Let’s begin this article with a clarification of what ‘Payday loans’ are. Payday loans are short-term loans that usually have a pay-back period of 2-4 weeks, in other words, on your next pay day. They are frequently used by individuals who have experienced an unexpected bill which has not been accounted for in their budget planning. This bill may have arisen due to an accident, health issue, or a broken asset. Whatever the cause, unfortunately, these life curveballs cannot be predicted and with many individuals living pay-check to pay-check (6m Australians) or having their savings tied up in investments and in family commitments, they cannot pay the bill until their next paycheck. Therefore, they innocently take out a payday loan as they believe it will be of genuine assistance. This is not the case.
At Paytime, our core mission is to make a positive impact on the financial situations of individuals. We appreciate that employees are more than simply a worker – they are a family member with personal lives and financial burdens. To assist you in making financially safe decisions, we have outlined the disadvantages of taking out a payday loan and an alternate solution you can provide to your employer – or seek out in your current or future employment contract.
It’s easy to understand the attraction of payday loans – you have access to the amount of money you need in an instant and it seems as though your financial troubles have been cured. However, this is exactly the ‘payday loan’ trap that creates the debt spiral so many have experienced. Payday loans are instantaneous, but the instant cash flow does not come without great risk and a greater cost.
The fees on payday loans are much higher than normal loans and the payback period is significantly shorter. The result? Many people find themselves in a situation where they have taken a payday loan but quickly realize they will not have the money to pay back the loan on their next pay day. After all, their normal paycheck covers their budgeted expenses. Now, they have to pay back the loan taken for their unexpected expense, and interest on top. This leaves the majority of individuals taking out an additional loan to pay back the first loan. This is known as debt spiraling, and roughly 15% of payday loan borrowers will fall into a debt spiral, according to data from Digital Finance Analytics (DFA). For clarification, a debt spiral is as it sounds – it is the journey of falling further and further into debt in an attempt to get yourself out of debt. Although it may sound dramatic, the correlation between payday loans and a debt spiral, but when you acknowledge the interest rate is commonly 20% of the amount borrowed + 4% per month, you can understand how quickly debt can creep into one’s life. Hence payday loans being coined as ‘The Debt Trap.’
Debt spiraling and financial stress is directly correlated with the mental wellbeing of individuals. Research in the space has demonstrated individuals with mental health issues are 3x more likely to be in debt – and 46% of people in debt said they battle a mental health issue such as anxiety or depression. The burden of facing debt and being overwhelmed by bills is a leading cause of poor emotional and mental wellbeing. Financial stress impacts all areas of life – such as productivity at work, social battery with friends, energy levels and overall health. To preserve your quality of life and output, be sure to truly reflect on your ability to take on payday loans before signing a contract, and research alternative solutions.

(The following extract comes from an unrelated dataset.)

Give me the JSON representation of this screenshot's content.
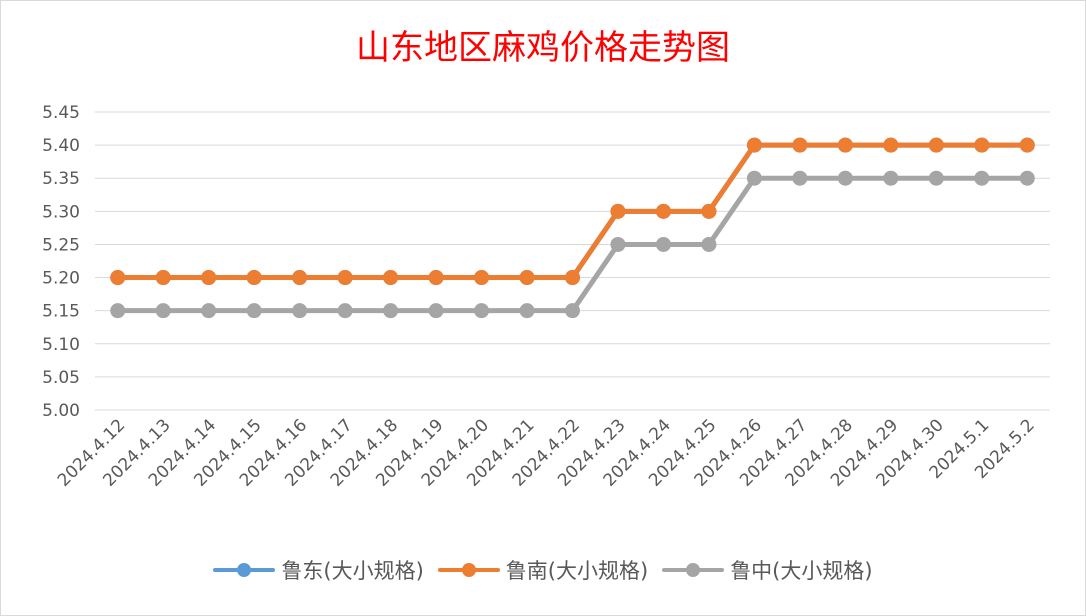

The alternative solution to payday loans
Instead of taking out a loan to get you through to your next paycheck, you could speak to your HR department or manager at work to request Earned Wage Access (EWA). EWA is as it sounds – it enables you to access the money you have earned based on the hours you have worked. At any point in the pay cycle. This eliminates the pressure of waiting for a weekly, fortnightly or monthly ‘pay day’ as you can better budget your finances. The ability to access the money you have worked for as you go relieves financial stress as you have a less volatile cash flow, are financially empowered, and are more equipped to handle unexpected expenses. Plus, adopting EWA is of no cost to employers!